On March 11, Figure Skating Federation of Russia published the competition format. As the framework of the competition, a jump festival and a team tournament are planned, where two teams would compete for prizes. Anna Shcherbakova was chosen as the captain of the red team and Mark Kondratiuk as the captain of the blue team.

== Entries ==

| Men | Women | Pairs | Ice dance |
|---|---|---|---|
| Mikhail Kolyada | Anna Shcherbakova | Evgenia Tarasova / Vladimir Morozov | Victoria Sinitsina / Nikita Katsalapov |
| Evgeni Semenenko | Kamila Valieva | Anastasia Mishina / Aleksandr Galliamov | Alexandra Stepanova / Ivan Bukin |
| Mark Kondratiuk | Elizaveta Tuktamysheva | Daria Pavliuchenko / Denis Khodykin |  |
| Andrei Mozalev | Maya Khromykh | Aleksandra Boikova / Dmitrii Kozlovskii |  |
| Alexander Samarin | Sofia Samodelkina |  |  |
| Makar Ignatov | Sofia Akateva |  |  |
| Petr Gumennik | Adeliia Petrosian |  |  |
|  | Veronika Zhilina |  |  |

== Teams ==

Teams
| Team name | Event | Members |
| Time of Firsts (Mark Kondratiuk) | Men Women Pairs Ice Dance* | Mark Kondratiuk, Alexander Samarin, Evgeni Semenenko, Petr Gumennik Kamila Valieva, Elizaveta Tuktamysheva, Maya Khromykh Anastasia Mishina / Aleksandr Galliamov, Daria Pavliuchenko / Denis Khodykin Alexandra Stepanova / Ivan Bukin |
| Red Machine (Anna Shcherbakova) | Men Women Pairs Ice Dance* | Makar Ignatov, Mikhail Kolyada, Andrei Mozalev Anna Shcherbakova, Sofia Akateva, Adeliia Petrosian, Sofia Samodelkina Evgenia Tarasova / Vladimir Morozov, Aleksandra Boikova / Dmitrii Kozlovskii Victoria Sinitsina / Nikita Katsalapov |

- Note: Ice dancers did not participate in the jumping festival.

==Competition schedule==
The competition was broadcast by Channel One Russia.

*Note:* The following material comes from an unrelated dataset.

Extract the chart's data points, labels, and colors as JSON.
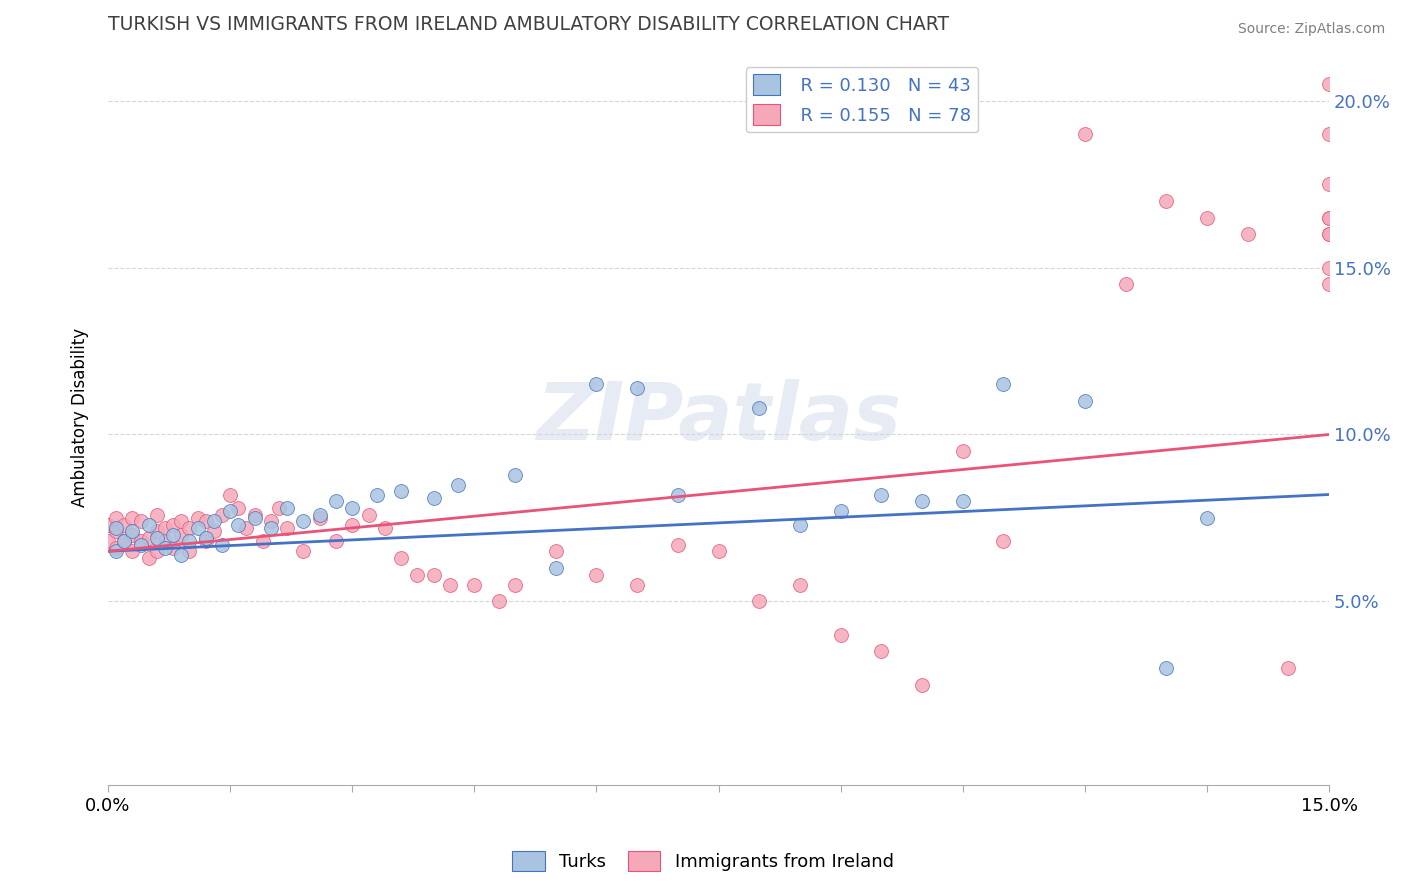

Listed in local time (UTC+03:00).

| Day | Date | Start | Event |
|---|---|---|---|
| Day 1 | 25 March | 18:00 | Jumping Festival |
| Day 2 | 26 March | 17:00 | Short Program |
| Day 3 | 27 March | 17:00 | Free skating |

== Results ==

=== Team ===

Team results
| Rank | Team name | Total points |
| 1 | Red Machine | 145 |
| 2 | Time of Firsts | 141 |

=== Men ===

| Rank | Name | Team | Total points | SP |  | FS |  |
|---|---|---|---|---|---|---|---|
| 1 | Mikhail Kolyada | Red Machine | 306.52 | 1 | 106.41 | 1 | 200.11 |
| 2 | Mark Kondratiuk | Time of Firsts | 293.15 | 3 | 97.89 | 2 | 195.26 |
| 3 | Andrei Mozalev | Red Machine | 279.92 | 5 | 89.12 | 3 | 190.80 |
| 4 | Evgeni Semenenko | Time of Firsts | 278.57 | 2 | 101.55 | 5 | 177.02 |
| 5 | Makar Ignatov | Red Machine | 226.75 | 4 | 89.43 | 6 | 137.32 |
| - | Petr Gumennik | Time of Firsts |  | - | - | 4 | 181.02 |
| - | Alexander Samarin | Time of Firsts |  | 6 | 84.21 | - | - |

=== Ladies ===

| Rank | Name | Team | Total points | SP |  | FS |  |
|---|---|---|---|---|---|---|---|
| 1 | Anna Shcherbakova | Red Machine | 259.02 | 2 | 82.90 | 1 | 176.12 |
| 2 | Kamila Valieva | Time of Firsts | 257.51 | 1 | 83.63 | 2 | 173.88 |
| 3 | Elizaveta Tuktamysheva | Time of Firsts | 247.86 | 3 | 81.63 | 3 | 166.23 |
| 4 | Sofia Samodelkina | Red Machine | 219.99 | 6 | 74.68 | 4 | 145.31 |
| 5 | Adeliia Petrosian | Red Machine | 216.31 | 5 | 74.93 | 5 | 141.38 |
| 6 | Maya Khromykh | Time of Firsts | 197.37 | 4 | 75.07 | 6 | 122.30 |

=== Pairs ===

| Rank | Name | Team | Total points | SP |  | FS |  |
|---|---|---|---|---|---|---|---|
| 1 | Anastasia Mishina / Aleksandr Galliamov | Time of Firsts | 246.77 | 2 | 85.24 | 2 | 161.53 |
| 2 | Aleksandra Boikova / Dmitrii Kozlovskii | Red Machine | 246.19 | 3 | 84.05 | 1 | 162.14 |
| 3 | Evgenia Tarasova / Vladimir Morozov | Red Machine | 246.09 | 1 | 86.36 | 3 | 159.73 |
| 4 | Daria Pavliuchenko / Denis Khodykin | Time of Firsts | 223.92 | 4 | 78.92 | 4 | 145.00 |

=== Ice dance ===

| Rank | Name | Team | Total points | RD |  | FD |  |
|---|---|---|---|---|---|---|---|
| 1 | Victoria Sinitsina / Nikita Katsalapov | Red Machine | 231.32 | 1 | 93.48 | 1 | 137.84 |
| 2 | Alexandra Stepanova / Ivan Bukin | Time of Firsts | 223.21 | 2 | 89.97 | 2 | 133.24 |

== Prize money ==
On the first day, the red team that won the team jumping competition received a check for 3 million roubles, and the other team received a check for 2 million. Later, Mark Kondratiuk won the individual jumping competition, getting 500 thousand roubles.

On Sunday, the red team was handed a check for 10 million roubles for winning the cup, and the losing team was handed a check for 7.5 million roubles.